Sakana AI and NVIDIA Achieve 20% Speedup in LLM Inference with Sparse Transformer Kernels
Key Takeaways
- ▸Feedforward layers in LLMs exhibit up to 95% sparsity that can be leveraged with minimal performance degradation using L1 regularization
- ▸TwELL sparse packing format integrates with modern GPU tiled matrix multiplication kernels without additional overhead or pipeline disruption
- ▸Custom CUDA kernels achieve 20%+ speedups in both inference and training on H100 GPUs while cutting energy and memory usage
Summary
In collaboration with NVIDIA, Sakana AI introduces new sparse data structures and GPU kernels designed to leverage unstructured sparsity in transformer feedforward layers for more efficient LLM inference and training. The research demonstrates that feedforward layers in modern large language models contain up to 95% sparsity—where most hidden activations approximate zero—and this wasted computation can be eliminated with minimal performance impact.
The team developed TwELL (Tile-wise ELLPACK), a new sparse packing format specifically engineered to integrate seamlessly with NVIDIA's tiled matrix multiplication kernels without disrupting GPU execution pipelines or introducing memory overhead. They complemented this with custom CUDA kernels that fuse multiple matrix multiplications and compress the sparse representation, maximizing throughput for both inference and training workloads.
When applied to billion-parameter LLMs trained with mild L1 regularization, the sparse kernels deliver over 20% speedups on NVIDIA H100 GPUs for both batched inference and training, while simultaneously reducing energy consumption and memory requirements.
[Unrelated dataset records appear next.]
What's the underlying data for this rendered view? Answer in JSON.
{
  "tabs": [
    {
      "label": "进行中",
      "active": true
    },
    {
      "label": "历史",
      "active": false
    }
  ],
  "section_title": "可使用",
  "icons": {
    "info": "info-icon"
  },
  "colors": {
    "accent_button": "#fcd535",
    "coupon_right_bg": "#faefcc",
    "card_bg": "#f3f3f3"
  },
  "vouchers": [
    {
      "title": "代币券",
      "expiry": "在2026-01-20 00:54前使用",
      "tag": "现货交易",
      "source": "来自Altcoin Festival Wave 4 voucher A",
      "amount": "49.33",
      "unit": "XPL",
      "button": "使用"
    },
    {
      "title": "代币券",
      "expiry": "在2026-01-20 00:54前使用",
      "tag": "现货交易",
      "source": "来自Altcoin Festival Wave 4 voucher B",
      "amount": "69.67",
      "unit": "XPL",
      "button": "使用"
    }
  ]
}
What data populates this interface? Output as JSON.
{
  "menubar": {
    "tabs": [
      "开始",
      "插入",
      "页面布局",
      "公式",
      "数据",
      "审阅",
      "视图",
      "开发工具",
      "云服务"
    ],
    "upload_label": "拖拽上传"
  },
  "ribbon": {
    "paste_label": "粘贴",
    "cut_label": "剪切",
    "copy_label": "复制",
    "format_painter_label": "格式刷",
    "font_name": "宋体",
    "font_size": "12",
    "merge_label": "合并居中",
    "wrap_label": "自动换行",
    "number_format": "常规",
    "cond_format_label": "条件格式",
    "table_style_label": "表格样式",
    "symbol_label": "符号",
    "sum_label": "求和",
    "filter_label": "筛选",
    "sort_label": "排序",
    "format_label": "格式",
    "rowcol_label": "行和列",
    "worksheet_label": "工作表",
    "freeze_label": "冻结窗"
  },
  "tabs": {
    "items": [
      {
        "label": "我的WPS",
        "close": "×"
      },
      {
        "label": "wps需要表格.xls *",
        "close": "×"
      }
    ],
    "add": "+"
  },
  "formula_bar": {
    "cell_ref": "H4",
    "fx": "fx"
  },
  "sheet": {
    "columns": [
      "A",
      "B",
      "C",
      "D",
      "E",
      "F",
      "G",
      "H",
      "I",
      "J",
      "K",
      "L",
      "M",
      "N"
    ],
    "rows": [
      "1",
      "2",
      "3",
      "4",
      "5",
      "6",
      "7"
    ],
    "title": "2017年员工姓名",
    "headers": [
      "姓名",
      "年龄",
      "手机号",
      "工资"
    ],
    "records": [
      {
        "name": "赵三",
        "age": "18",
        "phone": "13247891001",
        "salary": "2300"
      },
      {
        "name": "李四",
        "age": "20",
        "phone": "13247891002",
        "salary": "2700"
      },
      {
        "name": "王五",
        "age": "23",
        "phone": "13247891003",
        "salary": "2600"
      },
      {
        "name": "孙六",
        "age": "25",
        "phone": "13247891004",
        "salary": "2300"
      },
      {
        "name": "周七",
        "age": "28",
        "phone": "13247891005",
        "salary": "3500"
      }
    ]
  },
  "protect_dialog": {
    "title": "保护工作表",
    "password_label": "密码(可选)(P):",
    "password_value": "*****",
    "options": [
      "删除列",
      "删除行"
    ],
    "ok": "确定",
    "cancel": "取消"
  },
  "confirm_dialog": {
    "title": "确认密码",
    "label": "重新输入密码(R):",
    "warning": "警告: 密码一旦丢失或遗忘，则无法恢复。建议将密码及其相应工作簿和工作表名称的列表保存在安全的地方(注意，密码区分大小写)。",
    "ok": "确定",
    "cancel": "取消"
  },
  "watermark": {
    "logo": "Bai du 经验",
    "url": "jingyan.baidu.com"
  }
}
The research will be presented at ICML 2026.
- Results are validated at billion-parameter scale with practical applicability to production LLM deployments
Editorial Opinion
This work addresses a critical pain point in large-scale LLM deployment: the substantial computational waste in feedforward layers. By combining algorithmic insights (high sparsity with L1 regularization) with GPU-efficient kernel design (TwELL format), Sakana AI and NVIDIA have created a practical path to significantly reduce operational costs without sacrificing model quality. The 20% speedup and reduced energy footprint could have meaningful implications for LLM inference at scale.